Deaths of teen drivers increased during the first six months of 2012, a new study says. Deaths of teen drivers had been declining since 2000.
Deaths of younger teen drivers increased sharply in the first six months of last year, reversing a decade-long trend, according to a report released Tuesday by state highway safety officials.
Deaths of 16- and 17-year-old drivers in traffic accidents in the first six months of 2012 were up a combined 19 percent over the same period in the previous year, according to the report from the Governors Highway Safety Association.
There were 107 drivers aged 16 who died between January and June of last year, compared to 86 drivers during the first half of 2011.
Deaths of 17-year-old drivers rose from 116 in the first half of 2011 to 133 in the first half of last year.
The report is based on preliminary state data that sometimes changes.
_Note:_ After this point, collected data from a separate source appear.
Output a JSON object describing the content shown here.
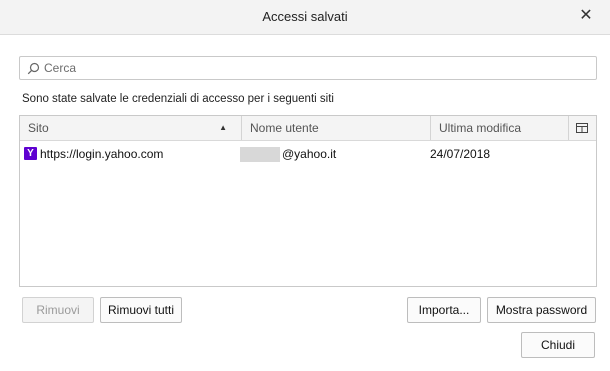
{
  "window": {
    "title": "Accessi salvati",
    "close_glyph": "✕"
  },
  "search": {
    "placeholder": "Cerca",
    "value": ""
  },
  "description": "Sono state salvate le credenziali di accesso per i seguenti siti",
  "table": {
    "columns": [
      "Sito",
      "Nome utente",
      "Ultima modifica"
    ],
    "sort_column": "Sito",
    "sort_direction": "ascending",
    "rows": [
      {
        "site": "https://login.yahoo.com",
        "favicon_letter": "Y",
        "username": "@yahoo.it",
        "modified": "24/07/2018"
      }
    ]
  },
  "buttons": {
    "remove": "Rimuovi",
    "remove_all": "Rimuovi tutti",
    "import": "Importa...",
    "show_passwords": "Mostra password",
    "close": "Chiudi"
  },
  "colors": {
    "yahoo_brand": "#5f01d1"
  }
}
The National Highway Traffic Safety Administration is expected to release more definitive data later this year.
Twenty-five states reported increases, 17 had decreases, and eight states and the District of Columbia reported no change in the number of 16- and 17-year-old driver deaths.
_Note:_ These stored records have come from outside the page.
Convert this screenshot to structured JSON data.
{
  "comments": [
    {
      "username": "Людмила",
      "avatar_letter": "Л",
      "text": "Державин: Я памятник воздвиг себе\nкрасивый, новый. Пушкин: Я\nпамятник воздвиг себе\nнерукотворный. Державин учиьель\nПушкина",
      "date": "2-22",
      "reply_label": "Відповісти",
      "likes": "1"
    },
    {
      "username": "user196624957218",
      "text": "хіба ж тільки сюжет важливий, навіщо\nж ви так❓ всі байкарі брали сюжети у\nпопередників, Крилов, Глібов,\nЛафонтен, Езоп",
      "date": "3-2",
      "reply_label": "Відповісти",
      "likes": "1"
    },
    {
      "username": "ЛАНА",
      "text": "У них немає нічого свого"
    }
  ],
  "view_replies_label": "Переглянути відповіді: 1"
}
"Despite our efforts, teens remain our most vulnerable population," said Kendall Poole, head of the Tennessee highway safety office and chairman of the safety association. "With the advances in technology, we suspect distracted driving deaths among teen drivers are rising."
Jacqueline Gillan, president of Advocates for Highway and Auto Safety, said the increase in deaths of teen drivers "should motivate governors and legislative leaders to make passage of stronger teen driving laws an urgent priority."